Il y a quelques jours, une réunion extraordinaire avait lieu pour décider de l’avenir de Salto. Depuis sa création, les résultats financiers de la plateforme de streaming ne font que dégringoler. Aujourd’hui en attente d’un repreneur, Salto pourrait vivre ses dernières heures. Pourtant, cet échec était totalement prévisible.

 

La stratégie (trop) ambitieuse de Salto

La volonté de Salto était claire : s’imposer comme « le nouveau Netflix ». En 2020, lorsque la plateforme sort de terre, de nombreux articles titrent d’ailleurs sur les ambitions de ce site qui, tels les Avengers du PAF, devait réunir les plus grands acteurs de la télévision française : TF1, M6 et France Télévisions. Salto s’imaginait déjà concurrencer Netflix, avec un premier investissement de 130 millions d’euros et même un budget de 250 millions d’euros sur trois ans, comme le révèle le journal Les Échos.

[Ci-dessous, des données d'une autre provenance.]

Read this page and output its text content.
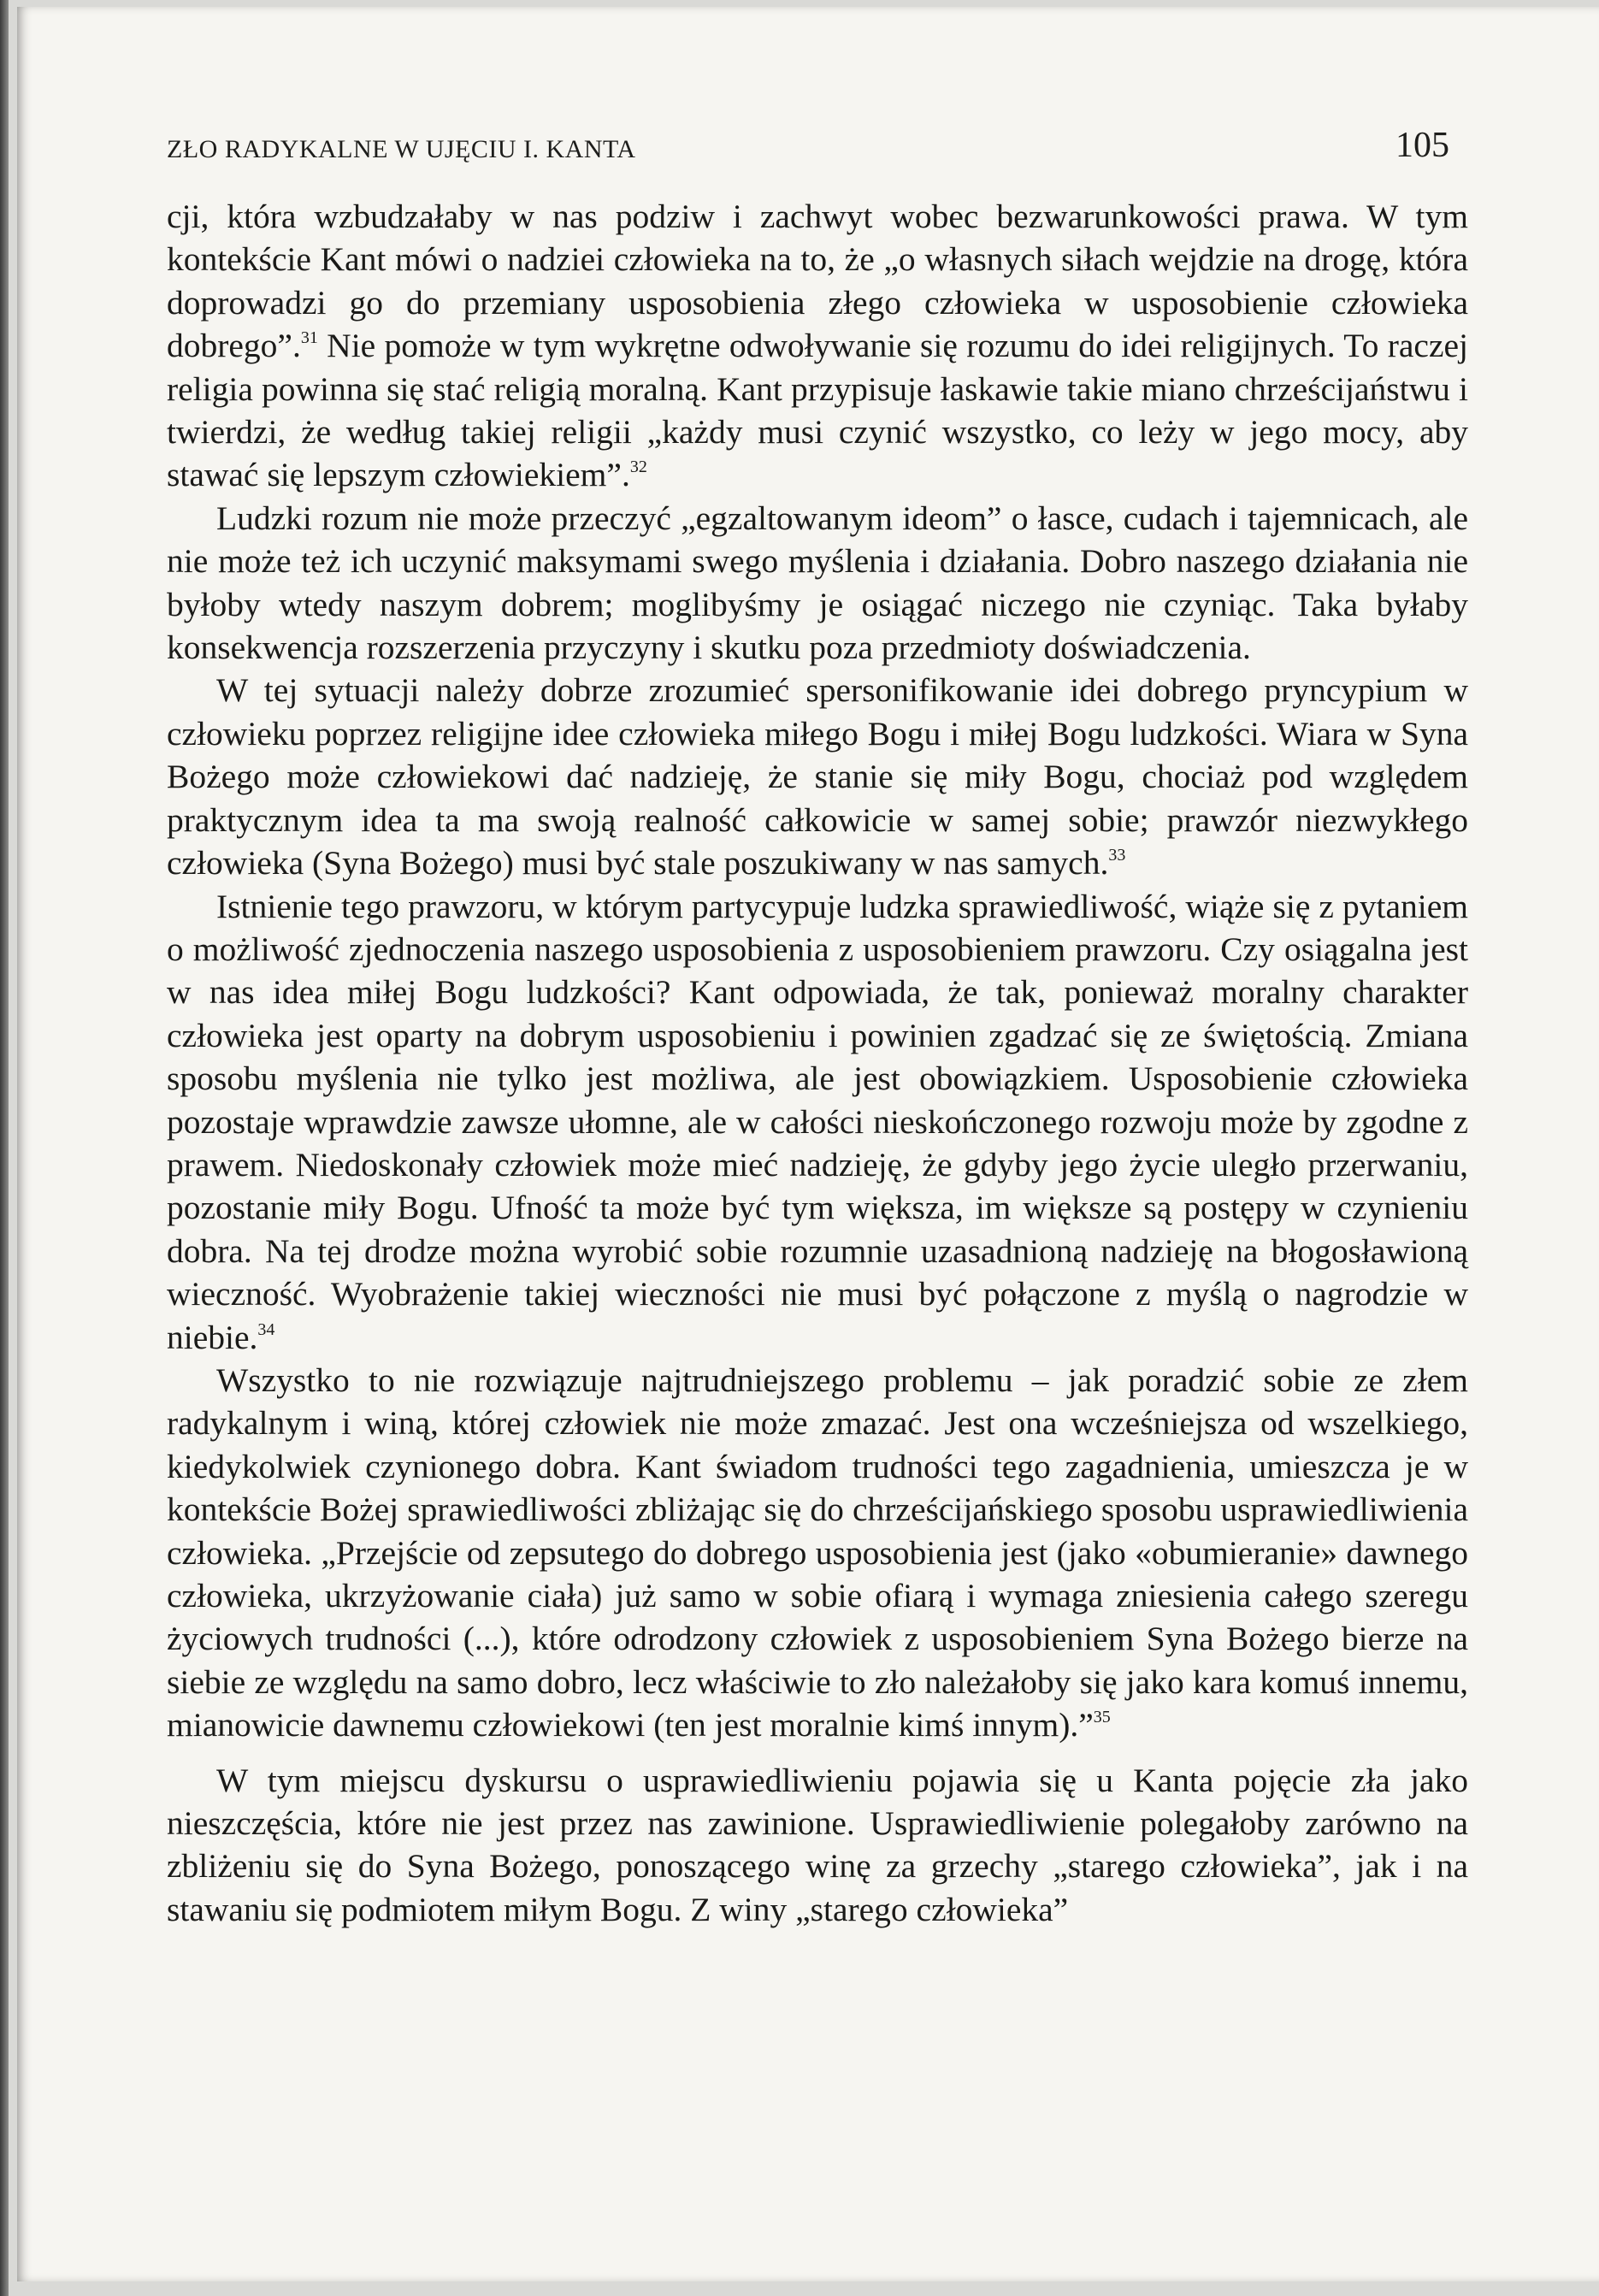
ZŁO RADYKALNE W UJĘCIU I. KANTA	105

cji, która wzbudzałaby w nas podziw i zachwyt wobec bezwarunkowości prawa. W tym kontekście Kant mówi o nadziei człowieka na to, że „o własnych siłach wejdzie na drogę, która doprowadzi go do przemiany usposobienia złego człowieka w usposobienie człowieka dobrego”.$^{31}$ Nie pomoże w tym wykrętne odwoływanie się rozumu do idei religijnych. To raczej religia powinna się stać religią moralną. Kant przypisuje łaskawie takie miano chrześcijaństwu i twierdzi, że według takiej religii „każdy musi czynić wszystko, co leży w jego mocy, aby stawać się lepszym człowiekiem”.$^{32}$

Ludzki rozum nie może przeczyć „egzaltowanym ideom” o łasce, cudach i tajemnicach, ale nie może też ich uczynić maksymami swego myślenia i działania. Dobro naszego działania nie byłoby wtedy naszym dobrem; moglibyśmy je osiągać niczego nie czyniąc. Taka byłaby konsekwencja rozszerzenia przyczyny i skutku poza przedmioty doświadczenia.

W tej sytuacji należy dobrze zrozumieć spersonifikowanie idei dobrego pryncypium w człowieku poprzez religijne idee człowieka miłego Bogu i miłej Bogu ludzkości. Wiara w Syna Bożego może człowiekowi dać nadzieję, że stanie się miły Bogu, chociaż pod względem praktycznym idea ta ma swoją realność całkowicie w samej sobie; prawzór niezwykłego człowieka (Syna Bożego) musi być stale poszukiwany w nas samych.$^{33}$

Istnienie tego prawzoru, w którym partycypuje ludzka sprawiedliwość, wiąże się z pytaniem o możliwość zjednoczenia naszego usposobienia z usposobieniem prawzoru. Czy osiągalna jest w nas idea miłej Bogu ludzkości? Kant odpowiada, że tak, ponieważ moralny charakter człowieka jest oparty na dobrym usposobieniu i powinien zgadzać się ze świętością. Zmiana sposobu myślenia nie tylko jest możliwa, ale jest obowiązkiem. Usposobienie człowieka pozostaje wprawdzie zawsze ułomne, ale w całości nieskończonego rozwoju może by zgodne z prawem. Niedoskonały człowiek może mieć nadzieję, że gdyby jego życie uległo przerwaniu, pozostanie miły Bogu. Ufność ta może być tym większa, im większe są postępy w czynieniu dobra. Na tej drodze można wyrobić sobie rozumnie uzasadnioną nadzieję na błogosławioną wieczność. Wyobrażenie takiej wieczności nie musi być połączone z myślą o nagrodzie w niebie.$^{34}$

Wszystko to nie rozwiązuje najtrudniejszego problemu – jak poradzić sobie ze złem radykalnym i winą, której człowiek nie może zmazać. Jest ona wcześniejsza od wszelkiego, kiedykolwiek czynionego dobra. Kant świadom trudności tego zagadnienia, umieszcza je w kontekście Bożej sprawiedliwości zbliżając się do chrześcijańskiego sposobu usprawiedliwienia człowieka. „Przejście od zepsutego do dobrego usposobienia jest (jako «obumieranie» dawnego człowieka, ukrzyżowanie ciała) już samo w sobie ofiarą i wymaga zniesienia całego szeregu życiowych trudności (...), które odrodzony człowiek z usposobieniem Syna Bożego bierze na siebie ze względu na samo dobro, lecz właściwie to zło należałoby się jako kara komuś innemu, mianowicie dawnemu człowiekowi (ten jest moralnie kimś innym).”$^{35}$

W tym miejscu dyskursu o usprawiedliwieniu pojawia się u Kanta pojęcie zła jako nieszczęścia, które nie jest przez nas zawinione. Usprawiedliwienie polegałoby zarówno na zbliżeniu się do Syna Bożego, ponoszącego winę za grzechy „starego człowieka”, jak i na stawaniu się podmiotem miłym Bogu. Z winy „starego człowieka”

Mais les services de streaming ne sont pas les seuls à être la cible de Salto, qui propose un positionnement plutôt original : des contenus en SVOD et la possibilité de regarder les chaînes des trois groupes en direct et en différé. Avec ce choix stratégique, Salto entre en concurrence frontale avec une autre plateforme qui grappille des clients potentiels : Molotov TV.

 

Molotov TV : une plateforme qui fascine et qui inquiète

Avant de poursuivre sur les raisons de l’échec de Salto, il convient de faire un focus sur Molotov TV. Pourquoi ? Parce que les deux histoires pourraient être liées. En effet, à sa sortie en 2016, Molotov démontre qu’il est possible de proposer une autre consommation de la télévision qui se rapproche plus de ce que propose le streaming : affichage clair des programmes passés, présents et futurs, possibilité de reprendre son contenu là où l’a arrêté, même pour la télévision en direct, possibilité de revenir en arrière…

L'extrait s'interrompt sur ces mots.